Mutfak fayansının serinliği hoş gelmişti. Zeminde uzunca bir süre hayatları hakkında konuşmuşlardı. Ekrem “Her şey güzel olacak derken gelen yeni felaketler bu dünyada sanki zamanın nasıl geçtiğini anlamayacak şekilde yorulalım diye yaratılmış sistemin bir oyunu gibi her yeni gün yeni bir sürpriz doğuruyor. Bazen abartıp ikiz, üçüz sürprizlere gebe kalıyor. Hayatımızın böylesine derin felaketlerle süslenmesine sebep olacak bu gebelikler kesin bizim etken veya edilgen olarak bir boklar yememiz sonucunda ortaya çıkıyor.” dedi. Pınar araya girdi: “Etken veya edilgen olmak mı? Masum bir çocuk ne yapmış olabilir de başına kötü bir şey gelmiş olabilir Ekrem?” dedi ve sert bir şekilde ayağa kalktı. Gereksiz ciddiyet ortamı germişti. Balkon camına yansıyan mavi ve kırmızı renkli ışıklar sırayla kendini gösteriyor, sanki yarış yapar gibi aceleyle yanıp sönüyordu. Ortama hâkim olan gereksiz ciddiyet, yerini gerekli bir gerginliğe bırakmıştı. Duymayı umdukları siren sesini duymadılar. Pencereden aşağı baktıklarında apartmanın önüne park edilmiş polis aracının tepesindeki ışıkla göz göze geldiler. Aracın yanında kimse yoktu. Kapı zilinin çalması surun üflenmesine benzer bir korku yarattı. Pınar derin bir nefes aldı, bluzunun alt kenarını elleriyle düzelterek kapıya doğru ilerledi. Ekrem pencereden aşağı baktı. Atlanamayacak kadar yüksekte olduklarını düşündüğü sırada kapının açılma sesi ile bakışlarını koridora yönelterek dinlemeye koyuldu. Kapıda polis memuruyla konuşan Pınar bir süre sonra mutfağa geldi. “Balkondan düşen amcayla ilgili ifademi alacaklarmış. Karakola gitmem gerekiyormuş.” Ekrem dili tutulmuş gibi bakakaldı. Pınar’ın gözlerine bakıyordu ama bu esnada fazla panik yaptığını düşünüyordu. “Ulan nasıl panik yapmayayım, evde adam ölmüş, sevgilim başka bir adamı öldürmüş, evdeki cesedi biri götürmüş, eve polis gelmiş, nasıl panik yapmayım. Ben yapmayayım da kim yapsın.” diye içinden kendi kendine konuşurken Pınar’ın gittiğini fark etmemişti. Psikolojisinin berbat bir halde olduğunun bilincindeydi ama kontrol edecek gücü yoktu. Pınar karakola yalnız başına gitti diye düşündü, ben niye gitmedim ki? Keşke ben de gitseydim. Lan niye evde kaldım ben?

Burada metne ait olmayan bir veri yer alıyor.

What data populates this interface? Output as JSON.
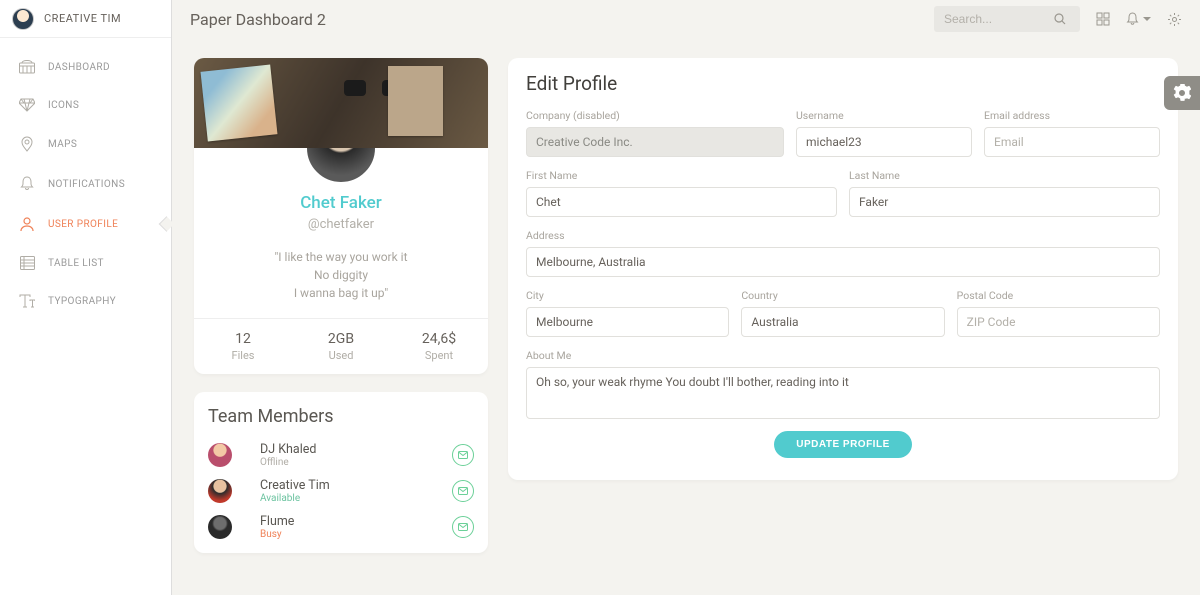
{
  "brand": "CREATIVE TIM",
  "page_title": "Paper Dashboard 2",
  "search_placeholder": "Search...",
  "nav": [
    {
      "label": "DASHBOARD"
    },
    {
      "label": "ICONS"
    },
    {
      "label": "MAPS"
    },
    {
      "label": "NOTIFICATIONS"
    },
    {
      "label": "USER PROFILE"
    },
    {
      "label": "TABLE LIST"
    },
    {
      "label": "TYPOGRAPHY"
    }
  ],
  "profile": {
    "name": "Chet Faker",
    "handle": "@chetfaker",
    "quote1": "\"I like the way you work it",
    "quote2": "No diggity",
    "quote3": "I wanna bag it up\"",
    "stats": [
      {
        "value": "12",
        "label": "Files"
      },
      {
        "value": "2GB",
        "label": "Used"
      },
      {
        "value": "24,6$",
        "label": "Spent"
      }
    ]
  },
  "team": {
    "heading": "Team Members",
    "members": [
      {
        "name": "DJ Khaled",
        "status": "Offline",
        "status_class": "status-offline"
      },
      {
        "name": "Creative Tim",
        "status": "Available",
        "status_class": "status-available"
      },
      {
        "name": "Flume",
        "status": "Busy",
        "status_class": "status-busy"
      }
    ]
  },
  "form": {
    "heading": "Edit Profile",
    "labels": {
      "company": "Company (disabled)",
      "username": "Username",
      "email": "Email address",
      "first": "First Name",
      "last": "Last Name",
      "address": "Address",
      "city": "City",
      "country": "Country",
      "zip": "Postal Code",
      "about": "About Me"
    },
    "values": {
      "company": "Creative Code Inc.",
      "username": "michael23",
      "first": "Chet",
      "last": "Faker",
      "address": "Melbourne, Australia",
      "city": "Melbourne",
      "country": "Australia",
      "about": "Oh so, your weak rhyme You doubt I'll bother, reading into it"
    },
    "placeholders": {
      "email": "Email",
      "zip": "ZIP Code"
    },
    "submit": "UPDATE PROFILE"
  }
}
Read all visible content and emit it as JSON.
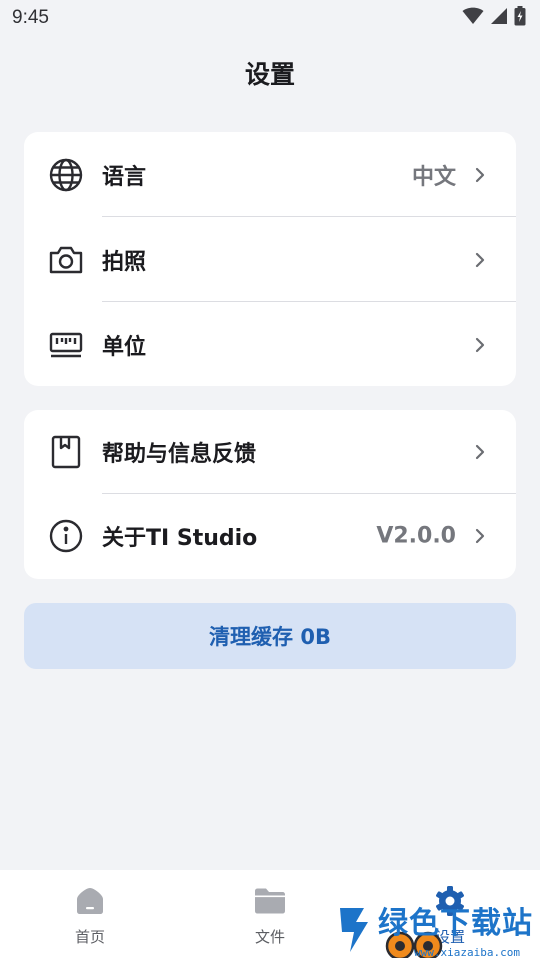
{
  "status_bar": {
    "time": "9:45",
    "icons": [
      "wifi-icon",
      "cell-signal-icon",
      "battery-icon"
    ]
  },
  "header": {
    "title": "设置"
  },
  "settings_group_1": [
    {
      "icon": "globe-icon",
      "label": "语言",
      "value": "中文"
    },
    {
      "icon": "camera-icon",
      "label": "拍照",
      "value": ""
    },
    {
      "icon": "ruler-icon",
      "label": "单位",
      "value": ""
    }
  ],
  "settings_group_2": [
    {
      "icon": "bookmark-icon",
      "label": "帮助与信息反馈",
      "value": ""
    },
    {
      "icon": "info-icon",
      "label": "关于TI Studio",
      "value": "V2.0.0"
    }
  ],
  "clear_cache": {
    "label": "清理缓存 0B"
  },
  "bottom_nav": {
    "items": [
      {
        "icon": "home-icon",
        "label": "首页",
        "active": false
      },
      {
        "icon": "folder-icon",
        "label": "文件",
        "active": false
      },
      {
        "icon": "gear-icon",
        "label": "设置",
        "active": true
      }
    ]
  },
  "watermark": {
    "text": "绿色下载站",
    "url": "www.xiazaiba.com"
  },
  "colors": {
    "background": "#f2f3f6",
    "card": "#ffffff",
    "accent": "#1f5fb0",
    "button_bg": "#d6e2f5",
    "secondary_text": "#75777d"
  }
}
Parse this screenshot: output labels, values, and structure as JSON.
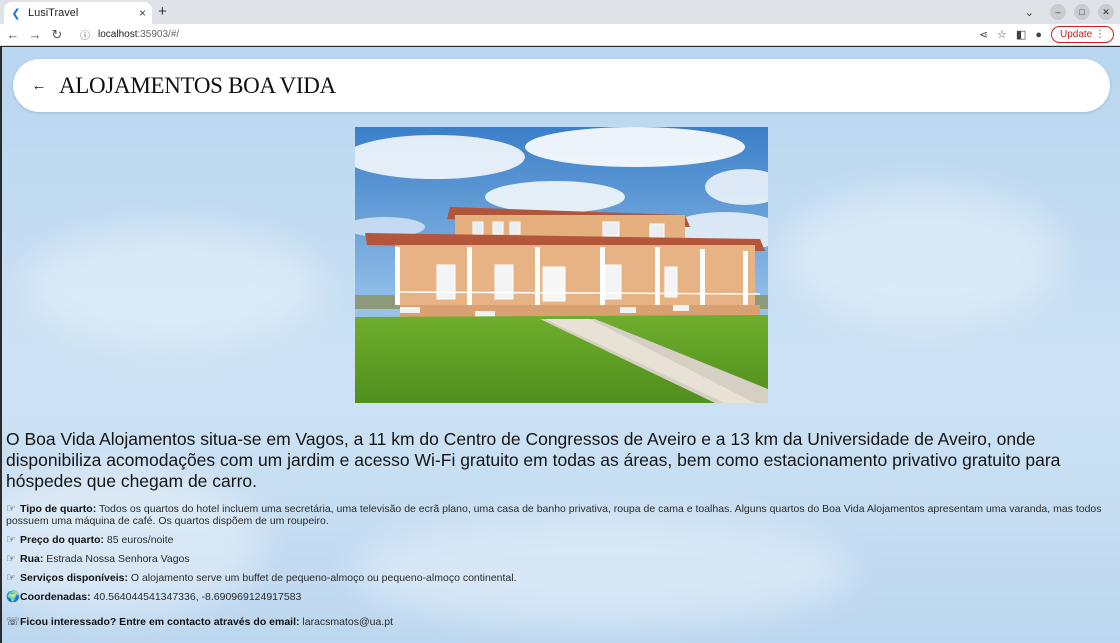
{
  "browser": {
    "tab_title": "LusiTravel",
    "tab_close": "×",
    "new_tab": "+",
    "url_host": "localhost",
    "url_path": ":35903/#/",
    "update_label": "Update"
  },
  "header": {
    "back": "←",
    "title": "ALOJAMENTOS BOA VIDA"
  },
  "intro": "O Boa Vida Alojamentos situa-se em Vagos, a 11 km do Centro de Congressos de Aveiro e a 13 km da Universidade de Aveiro, onde disponibiliza acomodações com um jardim e acesso Wi-Fi gratuito em todas as áreas, bem como estacionamento privativo gratuito para hóspedes que chegam de carro.",
  "details": {
    "room_type_label": "Tipo de quarto:",
    "room_type_value": " Todos os quartos do hotel incluem uma secretária, uma televisão de ecrã plano, uma casa de banho privativa, roupa de cama e toalhas. Alguns quartos do Boa Vida Alojamentos apresentam uma varanda, mas todos possuem uma máquina de café. Os quartos dispõem de um roupeiro.",
    "price_label": "Preço do quarto:",
    "price_value": " 85 euros/noite",
    "street_label": "Rua:",
    "street_value": " Estrada Nossa Senhora Vagos",
    "services_label": "Serviços disponíveis:",
    "services_value": " O alojamento serve um buffet de pequeno-almoço ou pequeno-almoço continental.",
    "coords_label": "Coordenadas:",
    "coords_value": " 40.564044541347336, -8.690969124917583",
    "contact_label": "Ficou interessado? Entre em contacto através do email:",
    "contact_value": " laracsmatos@ua.pt"
  },
  "icons": {
    "pointing_hand": "☞",
    "globe": "🌍",
    "phone": "☏"
  }
}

Mutfakta ne yapacağını bilmez bir halde volta atarken tezgâhın üstündeki disketi gördü. Disketin içine henüz bakmadıklarını fark etti. Bunu nasıl unutabilirler? Üzerini değiştirip disket sürücüsü olan bir bilgisayar bulmak için evden çıktı. Yakınlarda bulunan bir tekel bayiine gitti.
– Selamün aleyküm abi.
– Oooo günaydın Ekrem, yerleşebildin mi eve?
– Eh işte abi, ne var ne yok iyisin?
– Aynı be Ekrem’im ne olsun. Bekliyoruz işte.
– Abi ben sana bir şey soracağım. Bende bir disket var, ilkokuldan kalma, hatırası var bunun, bugün boş bulundum aklıma geldi, dedim bir açıp bakayım. Disketi çalıştıracak bilgisayar lazım bana. Var mıdır sende eski makinelerden?
– Yok be abim kaldı mı onlardan. Şu geçen balkondan düşen Ekrem dayı vardı duydun mu, olsa olsa onda olur öyle eski şeyler. Daktiloyla falan mektup yazdığını duymuştum rahmetlinin. Evi de çöplük gibiymiş laf aramızda. Eski püskü işe yaramaz ne varsa doldurmuş.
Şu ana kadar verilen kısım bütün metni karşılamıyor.